The Janet Jackson/Justin Timberlake halftime performance at the Super Bowl on Feb. 1, featuring her infamous "wardrobe malfunction," kicked off the recent reaction. But the truth is that the incident was simply a flashpoint for a host of political, economic and cultural forces that have been waiting to explode.

Not only is the current debate unfolding during an election year, it comes on the heels of last year's bitter FCC debate over media consolidation, which created political problems for broadcasting giants like Clear Channel. "It's impossible to separate the [current controversy] from the business world and election-year politics," says Michael Bracy, director of government relations for the Future of Music Coalition, a Washington artist rights lobby. "There are so many things at play, it's difficult to determine who's pushing what buttons."

The irony is that it was two televised pop culture moments that created the uproar over broadcast indecency. But radio -- and specifically Stern -- have taken the brunt of the enforcement crackdown. Early last year U2 lead singer Bono used the F-word during a cheeky acceptance speech at the Golden Globe Awards show, crowing, "This is fucking brilliant." Then Janet Jackson did her Super Bowl dance.

For Stern, who hadn't been fined by the FCC in nearly a decade despite his daily raunchy shtick, the unexpected turn of events could mean the end of his broadcast career. The specter of further fines may make it impossible for him to maintain a syndicated audience. Still, according to some industry observers, some radio programmers will try to hold onto his show as long as they can. "Morning shows are hard to find and morning shows that effective are even harder to find," says Sean Ross, vice president of music and programming at Edison Media Research and the former radio editor at Billboard magazine. "I'd guess a lot of people will hold onto him as long as it's at all tenable."

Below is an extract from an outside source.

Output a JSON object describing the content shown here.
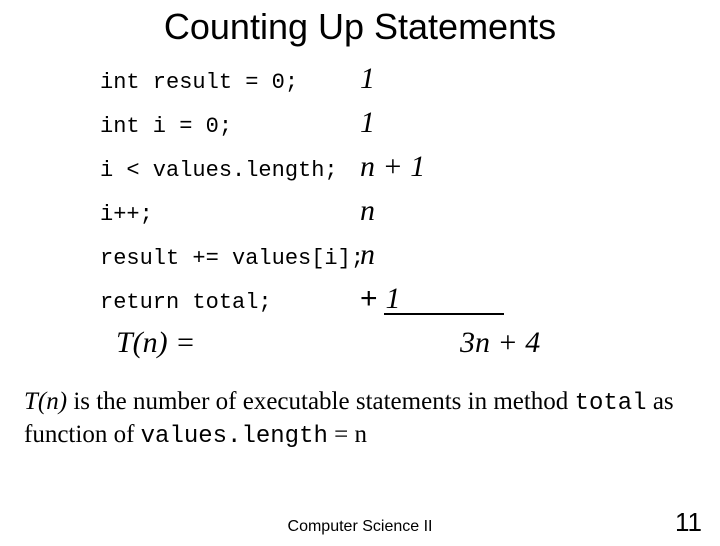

The key is "tenable." If new penalties are passed by Congress, which would allow the FCC to levy fines of $27,500 per indecency violation, and if the commission regularly finds multiple violations within one program, as it did in last week's Stern ruling, and if a company carries Stern's show on six stations, then one indecency episode could cost a broadcaster $5 million, not to mention the possibility of losing the station license. The price of an FM license in major market today can surpass $200 million.

"In effect, the FCC's creating an atmosphere where nobody can afford to carry him because the possible fines are so expensive," says one industry veteran and former station owner. "The legal-brief-to-ad-dollars ratio is not even close. They'll shut his ass down."

The recent barrage of fines has galvanized Stern, turning the former Republican sympathizer into a fierce critic of not just the FCC but of President Bush as well. "I strategize more about my radio show than Bush does about the war in Iraq," Stern quipped on Monday. The jock claims Bush has sold out to the religious right and ordered the FCC to crack down on broadcasters to appease this political base. He saves many of his most stinging barbs these days for Attorney General John Ashcroft, whose fundamentalist critique of popular culture puts Stern in mind of the black-robed jihadis America is fighting in the Middle East.

Yet the politics of indecency are not so simple. For years, it has been the two Democratic FCC commissioners, Michael Copps and Jonathan Adelstein, who pressed for tougher indecency fines, while Powell, a libertarian-leaning Republican, adopted a more hands-off, let-the-marketplace-decide approach to the problem. During the fierce debate last summer about whether the FCC should allow even further media consolidation -- a trend that Powell supports -- the Democratic commissioners argued that rampant consolidation had already led to raunchier programming, particularly in radio, where corporate owners rarely operate locally and often aren't sensitive to community standards.